Resulta inadmisible entonces que rechacen que se realice un nuevo peritaje con expertos de distintos países para definir un punto clave: si pudieron o no ser incinerados los jóvenes en Cocula. Además, los miembros de EAAF y de GIEI no han querido tomar en cuenta el testimonio de los asesinos materiales, quienes fueron detenidos pocos después de los hechos.

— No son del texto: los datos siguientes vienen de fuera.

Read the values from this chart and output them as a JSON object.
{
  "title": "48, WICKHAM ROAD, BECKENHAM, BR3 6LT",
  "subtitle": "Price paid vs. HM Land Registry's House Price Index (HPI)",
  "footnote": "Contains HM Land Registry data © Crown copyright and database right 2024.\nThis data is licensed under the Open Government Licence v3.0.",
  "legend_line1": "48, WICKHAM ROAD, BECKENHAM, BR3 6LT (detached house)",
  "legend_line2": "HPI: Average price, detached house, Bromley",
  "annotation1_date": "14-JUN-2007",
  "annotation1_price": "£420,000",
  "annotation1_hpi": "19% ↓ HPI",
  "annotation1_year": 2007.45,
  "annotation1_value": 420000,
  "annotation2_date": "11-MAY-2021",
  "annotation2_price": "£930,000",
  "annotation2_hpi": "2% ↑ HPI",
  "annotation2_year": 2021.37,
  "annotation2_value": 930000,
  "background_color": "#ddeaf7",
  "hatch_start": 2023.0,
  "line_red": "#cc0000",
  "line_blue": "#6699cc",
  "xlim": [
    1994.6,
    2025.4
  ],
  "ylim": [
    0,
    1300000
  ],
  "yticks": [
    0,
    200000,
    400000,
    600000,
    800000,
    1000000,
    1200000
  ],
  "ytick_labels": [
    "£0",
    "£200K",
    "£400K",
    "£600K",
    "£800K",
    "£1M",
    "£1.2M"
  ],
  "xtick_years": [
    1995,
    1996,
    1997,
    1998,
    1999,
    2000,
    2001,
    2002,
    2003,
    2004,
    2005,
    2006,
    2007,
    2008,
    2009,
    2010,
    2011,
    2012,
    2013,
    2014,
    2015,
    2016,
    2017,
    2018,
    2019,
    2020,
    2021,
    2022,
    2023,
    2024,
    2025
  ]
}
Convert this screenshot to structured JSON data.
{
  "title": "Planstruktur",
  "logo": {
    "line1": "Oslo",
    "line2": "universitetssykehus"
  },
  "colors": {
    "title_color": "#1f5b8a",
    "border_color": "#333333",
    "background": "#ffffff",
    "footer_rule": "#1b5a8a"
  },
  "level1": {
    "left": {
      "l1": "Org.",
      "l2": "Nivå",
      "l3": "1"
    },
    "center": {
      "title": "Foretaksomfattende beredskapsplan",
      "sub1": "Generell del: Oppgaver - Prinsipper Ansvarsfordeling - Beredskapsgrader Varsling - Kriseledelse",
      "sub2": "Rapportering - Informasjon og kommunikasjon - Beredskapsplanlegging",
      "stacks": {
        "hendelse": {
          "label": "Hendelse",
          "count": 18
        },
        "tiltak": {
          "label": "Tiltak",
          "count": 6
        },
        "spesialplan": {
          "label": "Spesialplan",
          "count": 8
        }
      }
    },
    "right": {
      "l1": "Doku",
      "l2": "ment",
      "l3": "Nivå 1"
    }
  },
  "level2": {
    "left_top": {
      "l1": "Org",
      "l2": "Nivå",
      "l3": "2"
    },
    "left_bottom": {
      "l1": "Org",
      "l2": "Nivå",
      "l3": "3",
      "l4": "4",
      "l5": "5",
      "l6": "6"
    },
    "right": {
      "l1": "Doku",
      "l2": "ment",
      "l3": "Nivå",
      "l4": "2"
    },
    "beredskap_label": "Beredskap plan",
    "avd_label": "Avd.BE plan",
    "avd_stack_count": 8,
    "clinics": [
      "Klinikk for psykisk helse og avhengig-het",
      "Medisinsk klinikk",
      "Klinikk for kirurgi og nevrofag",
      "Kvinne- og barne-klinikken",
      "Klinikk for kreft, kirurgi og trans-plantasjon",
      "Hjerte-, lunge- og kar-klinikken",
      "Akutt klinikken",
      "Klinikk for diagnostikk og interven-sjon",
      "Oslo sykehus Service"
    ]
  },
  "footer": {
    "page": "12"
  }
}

Tampoco han tenido en cuenta las declaraciones de los aprehendidos hace pocas semanas, quienes aceptan que llevaron allí a un grupo de jóvenes (no se tiene la cifra exacta, algunos dicen que fueron unos 19, otros que más), quienes afirman que allí los mataron e incineraron, para, acto seguido, arrojar sus restos al río. ¿Por qué diablos todo este grupo de detenidos tendría que reconocer un crimen, aceptando por separado, incluso en el tiempo, su participación si no ocurrieron así los hechos? ¿Quién podría explicar que los jefes de los sicarios Sidronio Casarrubias y Gildardo López Astudillo, El Gil, acepten que ordenaron secuestrar, asesinar e incinerar a los jóvenes? ¿Por qué el mensaje en el celular de uno de los asesinos informando “los hicimos polvo jefe, nunca los van a encontrar?”.
Me resisto a pensar que todo es una forma de presión para que se renueve el contrato millonario en dólares que se vence para ambos grupos en abril. Tengo la mejor impresión, incluso agradecimiento personal, del trabajo que ha desarrollado en Argentina el EAAF, pero esta vez se están equivocando gravemente. Están extrapolando un crimen que, a todas luces, fue cometido por grupos criminales en acuerdo con autoridades locales, e intentan perfilarlo como un crimen de Estado contra sus opositores políticos. Ello demuestra un profundo desconocimiento de la dinámica y de los métodos de la violencia en nuestro país.
El caso Iguala tiene algunas excepcionalidades pero está muy lejos de ser atípico. Desde hace años, los diferentes grupos del narcotráfico suelen desaparecer los cuerpos de sus rivales y de sus víctimas. Lo pude constatar en la casa de El pozolero en Tijuana, en Uruapan y en Ciudad Juárez, donde muchos fueron quemados con ácido y arrojados en fosas comunes en colonias de clase media. En el campo también se queman. Muchas veces eso pasó en Cocula y en la sierra de Guerrero, antes y después de los jóvenes de Ayotzinapa. Y acaba de pasar con los muchachos levantados en Tierra Blanca, en donde un par de ellos podrían estar relacionados con temas de robo de combustibles y carros, pero que no tenían ni la más mínima relación con la política; en el rancho El Limón, en Tlalixcoyan donde fueron encontrados restos de dos de ellos, también se encontraron los de muchas otras personas. La lista es interminable. Los criminales en México secuestran, asesinan, queman, desaparecen cuerpos. Ésa es la realidad que no se quiere aceptar. Pero es más fácil decir que fue el Estado. Y si imponen esa tesis, los verdaderos asesinos son quienes lo agradecerán al recuperar su libertad.